Breast Augmentation: Fat Injection or Silicone? – Mythbuster Monday

You may remember a couple of months ago when we discussed the difference between fat and artificial facial injections. Just like artificial fillers are better for longevity and satisfaction—silicone breast implants are better than fat injections for breast augmentation. However, there are situations where fat augmentation can be used in conjunction with silicone implants, such as a breast reconstruction after a mastectomy.

Fat Augmentation of the Breasts is Risky

Fat augmentation of the breasts seems like a great idea because it’s a “natural” procedure, but the risks outweigh the benefits. Often called “stem cell breast augmentation,” neither the safety nor efficacy of this procedure is supported by scientific evidence. The American Society of Plastic Surgeons commissioned a taskforce in 2011 to examine the scientific support of stem cell use, and concluded that there is not enough evidence to fully support the procedure.

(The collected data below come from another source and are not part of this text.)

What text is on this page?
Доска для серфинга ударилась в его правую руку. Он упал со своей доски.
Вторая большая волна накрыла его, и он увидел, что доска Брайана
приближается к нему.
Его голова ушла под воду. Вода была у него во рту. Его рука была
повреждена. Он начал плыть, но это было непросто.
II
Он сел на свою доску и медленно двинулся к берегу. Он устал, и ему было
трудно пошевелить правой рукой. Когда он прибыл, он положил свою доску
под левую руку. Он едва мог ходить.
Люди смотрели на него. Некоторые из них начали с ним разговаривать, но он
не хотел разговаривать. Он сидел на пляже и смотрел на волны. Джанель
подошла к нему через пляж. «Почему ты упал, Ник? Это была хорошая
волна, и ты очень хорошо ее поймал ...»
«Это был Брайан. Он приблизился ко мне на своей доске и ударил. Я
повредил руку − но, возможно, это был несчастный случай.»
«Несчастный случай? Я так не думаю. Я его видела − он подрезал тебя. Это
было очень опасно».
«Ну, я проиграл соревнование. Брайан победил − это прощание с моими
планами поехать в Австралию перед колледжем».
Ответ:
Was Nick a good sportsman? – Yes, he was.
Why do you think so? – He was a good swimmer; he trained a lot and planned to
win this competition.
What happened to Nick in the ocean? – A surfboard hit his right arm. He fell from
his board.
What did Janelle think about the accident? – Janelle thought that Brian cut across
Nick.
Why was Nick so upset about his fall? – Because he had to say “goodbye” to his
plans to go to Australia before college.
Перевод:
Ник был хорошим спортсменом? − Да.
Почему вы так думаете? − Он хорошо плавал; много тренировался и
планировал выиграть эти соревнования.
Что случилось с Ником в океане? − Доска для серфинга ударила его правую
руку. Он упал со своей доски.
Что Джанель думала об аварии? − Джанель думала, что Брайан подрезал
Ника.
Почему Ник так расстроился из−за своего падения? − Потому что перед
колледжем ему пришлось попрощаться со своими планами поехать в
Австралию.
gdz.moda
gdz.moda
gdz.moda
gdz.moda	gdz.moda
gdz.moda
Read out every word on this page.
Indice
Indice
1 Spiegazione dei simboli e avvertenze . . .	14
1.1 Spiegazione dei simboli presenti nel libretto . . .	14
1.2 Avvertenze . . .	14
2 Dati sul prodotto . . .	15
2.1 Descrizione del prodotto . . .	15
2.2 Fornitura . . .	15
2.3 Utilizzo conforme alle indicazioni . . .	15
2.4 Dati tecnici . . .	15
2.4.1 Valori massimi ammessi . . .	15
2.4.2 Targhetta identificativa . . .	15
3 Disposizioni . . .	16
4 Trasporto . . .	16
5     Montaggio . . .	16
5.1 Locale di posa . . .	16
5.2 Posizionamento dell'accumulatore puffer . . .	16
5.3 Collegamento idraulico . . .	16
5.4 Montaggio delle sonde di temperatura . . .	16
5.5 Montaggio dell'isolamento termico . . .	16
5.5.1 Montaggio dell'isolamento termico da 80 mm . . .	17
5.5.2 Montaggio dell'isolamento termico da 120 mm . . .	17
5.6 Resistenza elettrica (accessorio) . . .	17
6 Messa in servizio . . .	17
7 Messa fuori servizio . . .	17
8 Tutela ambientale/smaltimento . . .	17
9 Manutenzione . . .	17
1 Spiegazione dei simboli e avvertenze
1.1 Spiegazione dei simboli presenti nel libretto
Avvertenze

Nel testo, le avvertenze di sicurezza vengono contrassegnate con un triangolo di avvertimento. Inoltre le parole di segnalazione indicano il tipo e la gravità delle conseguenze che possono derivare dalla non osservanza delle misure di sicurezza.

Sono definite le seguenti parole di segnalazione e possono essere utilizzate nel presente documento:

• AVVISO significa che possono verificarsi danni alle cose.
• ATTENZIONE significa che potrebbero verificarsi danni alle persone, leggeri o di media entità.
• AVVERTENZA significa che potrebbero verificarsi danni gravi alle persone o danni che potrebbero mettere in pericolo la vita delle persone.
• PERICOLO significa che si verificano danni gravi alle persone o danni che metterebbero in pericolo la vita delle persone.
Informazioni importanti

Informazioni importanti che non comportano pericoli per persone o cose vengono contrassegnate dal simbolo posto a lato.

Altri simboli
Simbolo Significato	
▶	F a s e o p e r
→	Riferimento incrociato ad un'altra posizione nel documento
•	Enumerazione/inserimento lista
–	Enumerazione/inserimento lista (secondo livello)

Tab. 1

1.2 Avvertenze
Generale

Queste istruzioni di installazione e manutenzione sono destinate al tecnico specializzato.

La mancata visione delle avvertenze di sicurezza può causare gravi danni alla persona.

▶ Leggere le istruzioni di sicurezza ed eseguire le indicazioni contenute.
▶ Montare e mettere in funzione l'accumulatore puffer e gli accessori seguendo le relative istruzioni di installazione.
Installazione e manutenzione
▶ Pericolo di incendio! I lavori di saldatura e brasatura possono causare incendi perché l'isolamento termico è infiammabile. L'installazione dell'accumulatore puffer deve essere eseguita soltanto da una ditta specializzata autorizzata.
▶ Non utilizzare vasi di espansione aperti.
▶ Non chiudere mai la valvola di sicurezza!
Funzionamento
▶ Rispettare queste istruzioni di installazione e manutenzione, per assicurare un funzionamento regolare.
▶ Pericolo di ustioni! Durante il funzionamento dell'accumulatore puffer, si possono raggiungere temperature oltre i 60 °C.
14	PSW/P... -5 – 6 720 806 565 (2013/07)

The negatives of fat augmentation lie in both the procedure and the outcome. Most people who opt for a fat augmentation procedure don’t realize it requires two procedures – one to remove the fat from some other area of the body, and one to inject that fat into the breasts. Because this method requires surgery on two different areas, overall healing time increases.

The outcome of a breast augmentation by fat injection is extremely unpredictable because of the nature of fat cells. Fat cells need high blood flow to survive, and if there isn’t enough blood, the body reabsorbs the cells. Since there is a potential for reduced blood supply, fat augmentation is risker for women who desire a 2-3 cup size increase.  In the best circumstances, the breast will retain around one cup size worth of fat. There is also a risk of asymmetry because of varying absorption rates between the left and right sides.

Fat Augmentation for Post-Mastectomy Reconstruction

During a mastectomy, many times the surgeon has to remove skin, fat and the nipple. Because of this, if the reconstruction only includes a silicone implant, the edges of the implant can be seen. This also can cause ridges in the upper pole of the breast (the part of the breast above the nipple, on the chest wall).

Using a combination of fat augmentation of the breast and a silicone implant, a post-mastectomy reconstruction can look more natural and full. Fat injections will make the breast look softer by filling in the space where the edges and ripples would normally be seen.

Silicone Implants are the Better Choice

Beginning in the 60s, there were concerns about silicone breast implants because of the risk of leaking. In 1992, the FDA halted the sale of silicone implants while more research and improvements were made. After over 10 years of experimentation and improvements, the FDA began supporting silicone implants in 2006 because developments in technology made them safer.  New silicone implants have stronger shells and the gel used inside the implants is a type of “memory gel” that doesn’t leak out of the implant if that shell is compromised. Most silicone implants have a lifetime warranty as well.

A silicone breast implant procedure takes only one hour, and the healing time is less than the fat harvesting/augmentation procedures. Not only is the procedure much less stressful on your body, but the efficacy of silicone implants is predictable. In conclusion, it is clear that silicone implants are a better choice TODAY than fat augmentation injections. As there is more understanding of fat cells and their survival in the future, fat augmentation may become the best option — but we are not there yet. Of course, a board certified physician’s discernment should be considered when making any sort of surgery decision. If you are considering breast augmentation, Dr. Panchal is happy to meet with you and help you choose the right type and size for your body.

Source:

Eaves, F., Haeck, P., & Rohrich, R. (2011). ASAPS/ASPS Position Statement on Stem Cells and Fat Grafting. Plastic and Reconstructive Surgery, 285-287.